Helping and caring for people at risk of social exclusion and supporting people who are in a situation of fragility or face problems that overwhelm them, cannot leave aside the digital dimension of our lives. However, we cannot be naïve: this digitization process must be guided by a democratic, person-centered approach. It must pursue greater social inclusion. We must codesign it together so that it is for everyone.
In this sense, some strategies must be considered in the design of post-pandemic social services:
- The first is to include all stakeholders in the definition of social policies, both in their design and in their development and evaluation.
- Strengthen the competencies and skills of social welfare professionals in the field of participation.
- Raise the visibility of groups at risk of social exclusion, including those groups affected by digitalization processes.
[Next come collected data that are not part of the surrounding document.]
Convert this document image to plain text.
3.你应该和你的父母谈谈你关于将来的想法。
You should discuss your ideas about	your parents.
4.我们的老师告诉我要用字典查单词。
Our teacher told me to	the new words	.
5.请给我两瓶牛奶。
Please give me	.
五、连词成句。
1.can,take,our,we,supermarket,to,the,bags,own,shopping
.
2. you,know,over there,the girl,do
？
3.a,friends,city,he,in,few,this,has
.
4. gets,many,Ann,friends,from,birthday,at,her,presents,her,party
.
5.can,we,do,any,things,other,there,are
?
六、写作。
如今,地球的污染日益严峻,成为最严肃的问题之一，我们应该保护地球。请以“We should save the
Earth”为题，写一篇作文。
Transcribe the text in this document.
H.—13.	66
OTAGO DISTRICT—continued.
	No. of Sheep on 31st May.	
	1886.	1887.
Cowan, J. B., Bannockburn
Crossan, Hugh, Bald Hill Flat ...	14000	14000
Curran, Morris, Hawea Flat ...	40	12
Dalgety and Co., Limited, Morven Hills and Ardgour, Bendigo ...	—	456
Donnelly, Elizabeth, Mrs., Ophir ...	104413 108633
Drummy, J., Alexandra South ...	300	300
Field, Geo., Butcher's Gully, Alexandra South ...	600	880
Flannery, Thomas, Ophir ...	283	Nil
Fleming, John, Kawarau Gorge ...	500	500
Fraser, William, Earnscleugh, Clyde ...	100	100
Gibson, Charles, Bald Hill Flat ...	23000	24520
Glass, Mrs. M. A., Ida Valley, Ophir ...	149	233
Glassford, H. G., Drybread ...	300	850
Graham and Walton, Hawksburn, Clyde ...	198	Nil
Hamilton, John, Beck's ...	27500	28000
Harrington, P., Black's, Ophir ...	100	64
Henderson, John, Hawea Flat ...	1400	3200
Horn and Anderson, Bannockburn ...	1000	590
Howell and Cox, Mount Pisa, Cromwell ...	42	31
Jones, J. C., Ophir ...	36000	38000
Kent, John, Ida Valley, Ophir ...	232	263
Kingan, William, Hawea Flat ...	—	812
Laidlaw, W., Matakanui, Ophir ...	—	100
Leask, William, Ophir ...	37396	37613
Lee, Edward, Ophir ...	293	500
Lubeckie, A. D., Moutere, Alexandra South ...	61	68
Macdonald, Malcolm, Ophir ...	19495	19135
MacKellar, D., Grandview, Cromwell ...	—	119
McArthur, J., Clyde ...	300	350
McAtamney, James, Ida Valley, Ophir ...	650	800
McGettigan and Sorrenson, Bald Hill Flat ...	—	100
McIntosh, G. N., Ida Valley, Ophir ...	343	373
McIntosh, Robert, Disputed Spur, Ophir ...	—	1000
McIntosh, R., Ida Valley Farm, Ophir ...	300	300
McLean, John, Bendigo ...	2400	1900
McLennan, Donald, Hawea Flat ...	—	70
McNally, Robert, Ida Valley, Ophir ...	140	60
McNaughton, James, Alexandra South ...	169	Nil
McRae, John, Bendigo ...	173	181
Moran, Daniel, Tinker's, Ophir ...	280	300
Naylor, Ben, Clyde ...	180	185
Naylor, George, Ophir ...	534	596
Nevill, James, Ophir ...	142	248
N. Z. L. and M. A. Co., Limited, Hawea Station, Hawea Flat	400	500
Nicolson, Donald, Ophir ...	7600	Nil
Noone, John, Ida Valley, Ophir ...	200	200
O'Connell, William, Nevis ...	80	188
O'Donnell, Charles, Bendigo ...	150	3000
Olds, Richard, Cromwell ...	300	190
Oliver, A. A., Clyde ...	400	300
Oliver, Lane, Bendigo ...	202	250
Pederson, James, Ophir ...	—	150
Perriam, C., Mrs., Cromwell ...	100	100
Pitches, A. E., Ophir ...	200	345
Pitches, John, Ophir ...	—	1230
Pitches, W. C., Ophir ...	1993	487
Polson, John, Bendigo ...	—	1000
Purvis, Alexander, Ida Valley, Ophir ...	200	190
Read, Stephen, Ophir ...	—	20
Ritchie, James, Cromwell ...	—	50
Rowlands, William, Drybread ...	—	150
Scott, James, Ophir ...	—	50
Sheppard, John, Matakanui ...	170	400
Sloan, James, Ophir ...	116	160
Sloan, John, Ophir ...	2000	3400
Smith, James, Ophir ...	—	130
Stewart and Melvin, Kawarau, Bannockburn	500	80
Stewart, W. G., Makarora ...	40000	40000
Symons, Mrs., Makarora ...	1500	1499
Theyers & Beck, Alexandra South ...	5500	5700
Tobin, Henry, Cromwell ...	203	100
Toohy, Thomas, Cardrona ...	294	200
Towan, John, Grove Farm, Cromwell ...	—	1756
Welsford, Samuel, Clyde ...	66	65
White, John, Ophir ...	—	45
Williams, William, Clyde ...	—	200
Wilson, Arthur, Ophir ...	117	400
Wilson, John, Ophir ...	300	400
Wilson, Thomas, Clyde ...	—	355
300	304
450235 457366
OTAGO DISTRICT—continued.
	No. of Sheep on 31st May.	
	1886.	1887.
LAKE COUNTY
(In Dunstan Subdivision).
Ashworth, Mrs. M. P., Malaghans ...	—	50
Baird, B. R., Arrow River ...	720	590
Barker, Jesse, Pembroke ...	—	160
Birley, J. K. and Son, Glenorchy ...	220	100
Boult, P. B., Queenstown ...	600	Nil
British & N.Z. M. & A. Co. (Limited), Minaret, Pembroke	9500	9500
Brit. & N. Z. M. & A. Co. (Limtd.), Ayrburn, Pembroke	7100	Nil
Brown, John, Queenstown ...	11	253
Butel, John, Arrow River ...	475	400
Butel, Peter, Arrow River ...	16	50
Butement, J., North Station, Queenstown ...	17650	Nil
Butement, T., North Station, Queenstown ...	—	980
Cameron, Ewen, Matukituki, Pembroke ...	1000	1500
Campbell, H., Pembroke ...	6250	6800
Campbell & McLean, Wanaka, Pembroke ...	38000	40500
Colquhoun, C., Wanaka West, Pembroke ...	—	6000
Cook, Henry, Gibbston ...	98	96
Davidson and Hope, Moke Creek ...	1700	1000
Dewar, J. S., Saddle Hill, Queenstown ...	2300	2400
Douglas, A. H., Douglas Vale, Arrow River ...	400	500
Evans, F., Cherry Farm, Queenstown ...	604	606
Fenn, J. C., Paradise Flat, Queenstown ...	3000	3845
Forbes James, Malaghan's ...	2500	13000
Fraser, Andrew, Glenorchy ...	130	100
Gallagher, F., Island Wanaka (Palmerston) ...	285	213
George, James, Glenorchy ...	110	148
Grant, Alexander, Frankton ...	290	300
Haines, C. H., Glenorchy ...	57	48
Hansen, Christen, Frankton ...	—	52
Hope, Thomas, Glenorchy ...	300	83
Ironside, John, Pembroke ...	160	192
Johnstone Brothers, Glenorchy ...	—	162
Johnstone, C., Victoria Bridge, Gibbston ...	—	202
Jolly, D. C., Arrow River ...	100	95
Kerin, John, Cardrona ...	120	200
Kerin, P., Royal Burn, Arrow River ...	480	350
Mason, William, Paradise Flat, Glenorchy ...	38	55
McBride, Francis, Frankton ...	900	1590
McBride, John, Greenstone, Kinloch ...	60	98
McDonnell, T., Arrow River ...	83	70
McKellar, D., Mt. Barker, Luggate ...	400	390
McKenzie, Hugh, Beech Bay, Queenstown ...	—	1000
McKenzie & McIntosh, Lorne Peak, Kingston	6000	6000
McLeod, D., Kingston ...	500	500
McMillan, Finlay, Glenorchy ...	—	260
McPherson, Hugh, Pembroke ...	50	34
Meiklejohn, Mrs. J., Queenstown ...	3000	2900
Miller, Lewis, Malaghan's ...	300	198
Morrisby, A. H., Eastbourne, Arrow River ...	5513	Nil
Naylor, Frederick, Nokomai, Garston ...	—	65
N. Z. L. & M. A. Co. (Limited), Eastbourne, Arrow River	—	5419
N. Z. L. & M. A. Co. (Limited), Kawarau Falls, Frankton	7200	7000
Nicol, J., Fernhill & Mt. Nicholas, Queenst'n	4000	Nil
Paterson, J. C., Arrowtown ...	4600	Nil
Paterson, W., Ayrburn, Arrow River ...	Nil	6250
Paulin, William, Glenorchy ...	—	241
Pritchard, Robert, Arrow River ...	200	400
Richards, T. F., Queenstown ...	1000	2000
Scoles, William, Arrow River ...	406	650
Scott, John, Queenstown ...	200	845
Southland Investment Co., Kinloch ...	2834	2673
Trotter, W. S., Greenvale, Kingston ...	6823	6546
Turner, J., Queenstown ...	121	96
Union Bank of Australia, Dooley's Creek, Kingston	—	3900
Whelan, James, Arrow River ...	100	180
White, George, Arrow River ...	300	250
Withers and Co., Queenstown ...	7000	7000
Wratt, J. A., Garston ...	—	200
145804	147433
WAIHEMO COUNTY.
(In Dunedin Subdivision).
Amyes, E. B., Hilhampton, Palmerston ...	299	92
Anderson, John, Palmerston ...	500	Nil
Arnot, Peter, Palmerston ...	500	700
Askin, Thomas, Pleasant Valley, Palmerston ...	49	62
- To implement an inclusive digitization system, based on the digital rights of citizens, which allows better attention to citizens.
- Promote, in the training of social workers, digital competencies and competencies in participation, including participatory evaluation.
The crossroads at which we find ourselves requires us to redefine social protection systems from a perspective focused on participation and digitalization. Digitalization is a decisive challenge that we have to face right now. Our future will depend on the digitization model we put in place. That is important. Our well-being, our citizenship and our freedom depend on it.
References:
López Peláez, A. Kirwan, G. (eds). (2023). The Routledge International Handbook of Digital Social Work. London: Routledge.
López Peláez, A., Suh, S.M., Zelenev, S. (eds). 2023. Digital Transformation and Social Well-Being. Promoting an Inclusive Society. London: Routledge.